Originally Posted by wizard69
It doesn't surprise me that iPad sales have tanked, there are just to many glaring issues with this rev one device. For one people are starting to realize the thing doesn't have the RAM to make it a good investment. More so they are realizing the screen size of the device really sucks. It is simply to big for many uses and is combined with a terrible aspect ratio.
This is all BS, there is absolutely nothing stopping the construction of usable Controls on an intermediate iPad. Nothing.
Besides the sales of similarly sized E-Book readers ought to cause people to wise up here. Sometimes portability for a given level of functionality is everything.
OTOH, the slightly greater usability the 7" screen gives you over the iPhone, is not worth the extensive loss of portability
The screen area difference is massive.
Frankly I think his point was to confuse the market!
I don't think this is the case either. IPad is a device with extremely limited functionality that has to be supplemented with very expensive add ons. Be it the cellular modem or the camera connection kit. In the end iPad is one expensive kit.
Well if you look at iPhone that advantage isn't being passed on to consummers. IPad of course doesn't have competition right now but you would have to be delusional to think it is a good buy. All I need to do is offer up Apple TV and its low price to squash any arguement about iPad being a good buy. For the most part the same basic hardware.
Beyound that why in the hell does iPad get so expensive for modest increases in flash memory? Seriously if Apple is getting such good deals on parts why doesn't it pass along these savings.
The biggest problem I have with the above is this idea that the sofyware is so perfectly tuned for iOS devices. Clearly it isn't as can be seen by the rapid drop in support for older iOS devices.
And that is a good thing?
The real Apple tax is convincing people that their high prices are in actuality a bargain. Snake Oil salesman could learn a thing or two from Apple.
This is tough, because I both agree and disagree-- and I know you get your facts right and don't shoot from the hip.

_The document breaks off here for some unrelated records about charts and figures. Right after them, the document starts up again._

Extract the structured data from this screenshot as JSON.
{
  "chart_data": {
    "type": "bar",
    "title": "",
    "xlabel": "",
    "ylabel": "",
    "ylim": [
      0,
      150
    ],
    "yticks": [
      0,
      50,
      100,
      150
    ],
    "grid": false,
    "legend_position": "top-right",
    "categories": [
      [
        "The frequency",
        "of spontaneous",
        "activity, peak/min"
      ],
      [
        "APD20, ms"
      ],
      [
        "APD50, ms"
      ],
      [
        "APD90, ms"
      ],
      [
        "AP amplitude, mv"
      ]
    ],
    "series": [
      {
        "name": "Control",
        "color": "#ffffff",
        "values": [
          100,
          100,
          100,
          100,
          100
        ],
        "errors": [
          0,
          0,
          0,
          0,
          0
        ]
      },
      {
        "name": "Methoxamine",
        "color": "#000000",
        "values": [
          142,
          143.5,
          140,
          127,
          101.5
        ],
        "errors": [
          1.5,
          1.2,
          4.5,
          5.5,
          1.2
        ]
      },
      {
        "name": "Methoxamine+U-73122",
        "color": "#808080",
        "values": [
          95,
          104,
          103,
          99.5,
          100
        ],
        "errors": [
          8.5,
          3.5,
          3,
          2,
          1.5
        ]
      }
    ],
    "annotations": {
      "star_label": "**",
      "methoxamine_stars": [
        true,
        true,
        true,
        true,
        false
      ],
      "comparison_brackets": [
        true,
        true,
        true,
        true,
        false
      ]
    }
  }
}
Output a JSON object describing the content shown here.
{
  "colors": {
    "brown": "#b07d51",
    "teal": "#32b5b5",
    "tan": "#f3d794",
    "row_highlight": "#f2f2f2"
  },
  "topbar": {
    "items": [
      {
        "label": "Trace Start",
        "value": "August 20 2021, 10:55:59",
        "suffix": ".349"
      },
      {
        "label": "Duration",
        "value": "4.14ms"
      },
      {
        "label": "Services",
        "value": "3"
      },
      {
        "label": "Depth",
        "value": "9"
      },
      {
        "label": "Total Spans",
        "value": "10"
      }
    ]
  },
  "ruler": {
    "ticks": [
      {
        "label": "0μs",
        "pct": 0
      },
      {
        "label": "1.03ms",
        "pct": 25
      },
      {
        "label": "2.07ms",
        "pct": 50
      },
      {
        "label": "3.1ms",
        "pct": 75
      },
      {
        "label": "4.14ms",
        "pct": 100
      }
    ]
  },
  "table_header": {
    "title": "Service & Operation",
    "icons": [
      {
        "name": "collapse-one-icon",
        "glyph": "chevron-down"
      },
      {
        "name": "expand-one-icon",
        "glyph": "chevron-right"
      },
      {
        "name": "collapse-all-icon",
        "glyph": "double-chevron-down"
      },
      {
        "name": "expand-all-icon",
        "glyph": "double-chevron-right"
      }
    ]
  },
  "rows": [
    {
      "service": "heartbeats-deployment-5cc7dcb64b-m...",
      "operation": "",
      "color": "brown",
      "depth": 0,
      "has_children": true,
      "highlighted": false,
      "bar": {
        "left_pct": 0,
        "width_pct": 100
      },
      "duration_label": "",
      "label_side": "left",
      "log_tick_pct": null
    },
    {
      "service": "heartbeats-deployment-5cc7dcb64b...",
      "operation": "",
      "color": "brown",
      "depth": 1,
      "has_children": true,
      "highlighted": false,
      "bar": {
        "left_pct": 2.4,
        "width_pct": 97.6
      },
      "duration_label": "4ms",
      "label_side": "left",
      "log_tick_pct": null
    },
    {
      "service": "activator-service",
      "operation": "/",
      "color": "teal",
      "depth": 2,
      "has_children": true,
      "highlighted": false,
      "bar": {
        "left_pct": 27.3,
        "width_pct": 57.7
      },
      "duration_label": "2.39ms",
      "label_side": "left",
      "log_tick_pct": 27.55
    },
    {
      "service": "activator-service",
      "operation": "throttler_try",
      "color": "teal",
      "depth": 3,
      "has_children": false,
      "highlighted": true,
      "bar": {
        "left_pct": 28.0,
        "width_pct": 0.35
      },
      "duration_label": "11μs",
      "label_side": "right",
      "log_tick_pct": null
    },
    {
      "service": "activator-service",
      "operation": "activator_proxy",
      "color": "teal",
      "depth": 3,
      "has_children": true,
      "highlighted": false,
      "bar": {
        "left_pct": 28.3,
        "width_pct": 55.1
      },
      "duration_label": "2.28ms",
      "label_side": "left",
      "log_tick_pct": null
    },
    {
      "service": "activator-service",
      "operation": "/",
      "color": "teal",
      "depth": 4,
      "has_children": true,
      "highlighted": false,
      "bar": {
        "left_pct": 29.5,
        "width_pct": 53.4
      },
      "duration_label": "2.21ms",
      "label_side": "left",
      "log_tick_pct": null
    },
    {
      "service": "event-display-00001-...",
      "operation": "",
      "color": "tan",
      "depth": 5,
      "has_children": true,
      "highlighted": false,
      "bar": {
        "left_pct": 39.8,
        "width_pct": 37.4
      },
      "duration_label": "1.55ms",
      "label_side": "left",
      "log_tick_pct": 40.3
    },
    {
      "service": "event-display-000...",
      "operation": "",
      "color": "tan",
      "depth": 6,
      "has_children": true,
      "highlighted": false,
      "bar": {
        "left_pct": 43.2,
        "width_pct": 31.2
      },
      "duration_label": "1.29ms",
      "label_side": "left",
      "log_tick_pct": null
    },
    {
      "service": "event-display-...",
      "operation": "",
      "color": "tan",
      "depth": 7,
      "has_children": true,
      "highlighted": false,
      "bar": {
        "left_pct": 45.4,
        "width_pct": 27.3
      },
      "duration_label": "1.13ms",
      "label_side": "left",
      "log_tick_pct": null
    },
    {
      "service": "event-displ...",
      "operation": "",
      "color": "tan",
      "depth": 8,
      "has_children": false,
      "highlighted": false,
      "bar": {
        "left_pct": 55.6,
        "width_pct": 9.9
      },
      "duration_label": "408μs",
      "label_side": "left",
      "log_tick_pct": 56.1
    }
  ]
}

I don't think iPad sales have tanked (mellowed is a better term) -- According to Tim Cook they don't yet, have enough supply in the channel to meet anticipated holiday demand... They pissed off CostCo, by refusing them the iPad.
I don't think the RAM or specs matter much to most consumers (only us techies), The consumer looks what it can do for him.
Every aspect ratio is terrible -- practical for some things, not for others.
I agree that there is nothing stopping construction of usable Controls on an 7" tablet. Except no one has done it. The Galaxy Tab has provided its own UI on top of Android that is scaled to their
7" form factor -- for system apps: email, calendar, contacts, etc.
To many, portability/pocketability is a major issue. I certainly would consider a 7" form factor (as well as one greater than 10").
I agree, that it is very Jobsian to "confuse the market" and deflect attention. I suspect they built and tested several sizes of iPads, That the price / capability sweet spots were the technology in the 10" iPad. I believe these sweet spots will evolve and other sizes will be offered.
I think that Apple released the iPad form factor they did, when they did because it bought them a year advantage and first to market (setting the bar) advantage over the competition,
The key price is $499 -- everything else is the "art of price / forecast". The existence of a real product at those specs and price forced the competition back to square 1. They were expecting something at $1,000. Apple delivered a usable tablet at $500. How'd they do that... More importantly, how can we match that? By tiering price and features the way they did, Apple can measure demand, gain additional profit, provide choice, and protect devices at lower cost (iPod Touch) and higher cost (MacBook).
Ahh.. the software tuned to the devices. Like it or not these are appliance devices-- not meant to be a long term investment -- rather a current realization of practical state of the art technology. As you know, software evolves much more slowly than hardware. The new hardware capabilities must be exploited by software. Legacy software support is too expensive and restrictive for this class of device. I have 3 day-1 iPhones (all running iOS 3,1)--one has a bad touch area on the bottom of the screen-- mostly unusable except for some testing. Another was hit by a baseball bat and has a chipped/cracked screen in one corner. A little packing tape makes it usable. These 2, gen-1s, plus a 3G are SIMless and used as PGPs by the gran kids -- in lieu of buying $150 game players and $40 games. We've certainly gotten our money out of them.
The same is true, to some extent, with iPads -- 2 of these are cheaper and more flexible (transferrable to a another vehicle, motel room, etc.) than a car entertainment system. The grandkids use them in lieu of a TV to stream content form our MediaCenter, play games, stream from netflix, read books. We have a couple of hundred apps (1 purchase) that run concurrently on all our iDevices. Many are games, quite a few are creative or educational.
My youngest grandson, 10, is saving his money so he can buy an iPad -- he learned to tell time on one (missed some school when it was taught and was too embarrassed to tell anyone) -- there's an app for that!
I expect that we'll get our money out of the iPads, many times over -- its the funnest computer I've ever used (dating back to an IBM 650, circa 1956).